Example of fibrous proteins: Keratin (makes up hair, nails, horns and feathers), elastin (found in connective tissues, tendons, skin and bone), collagen (component of connective tissue, tendons, bones and cartilage, 3 polypeptide chains)
inorganic ions: CATIONS Hydrogen (control pH, lots of H+ lower the pH, few H+ higher the pH), calcium ions (regulate the transmission of electrical impulses, can also stimulate muscle contract, is also essential in the formation of blood clots), iron II ( binds to oxygen in the haemoglobin, similar to myoglobin is muscles), iron III ( in respiration the iron ion switches between iron 3 to iron 2 to allow electrons to be accepted and donated.)
Inorganic ions: CATIONS Sodium (required for co-transport of glucose and amino acids across plasma membranes, also transmission of nerve impulses), potassium (nerve transmission for repolarisation, reabsorption of water in the kidneys and the opening of the stomata), ammonium (forms in the deamination of proteins in the liver and kidneys)

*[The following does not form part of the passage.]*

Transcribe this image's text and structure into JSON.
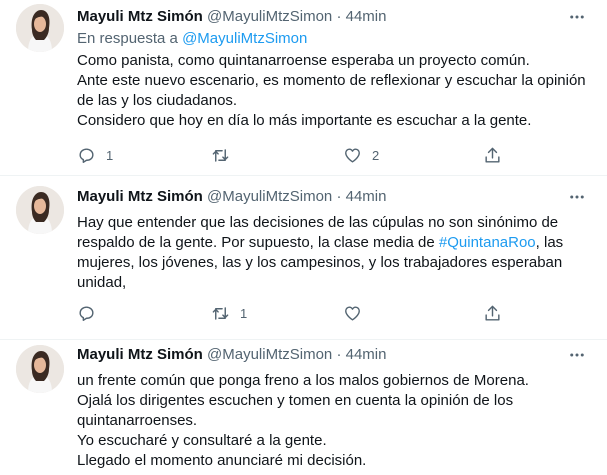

inorganic ions: ANIONS: nitrate (present in the soil, source of nitrogen for protein synthesis, required for growth and repair of plants), hydrogen carbonate (work alongside hydrogen ions in the transport of CO2 in the blood), Chloride ions (transport of CO2 in the blood, helps to maintain pH), phosphate (attach to molecules to form phosphate groups), hydroxide ions (bonding between biochemical molecules, electronegative charge of the oxygen allows for the formation of hydrogen bonds)
Tests for proteins: biuret solution, contains an alkali and copper sulphate, the copper sulphate reacts in the presence of peptide bonds, add sodium hydroxide to ensure the solution is alkaline, then add the biuret solution. If proteins are present the sample will turn blue/ lilac.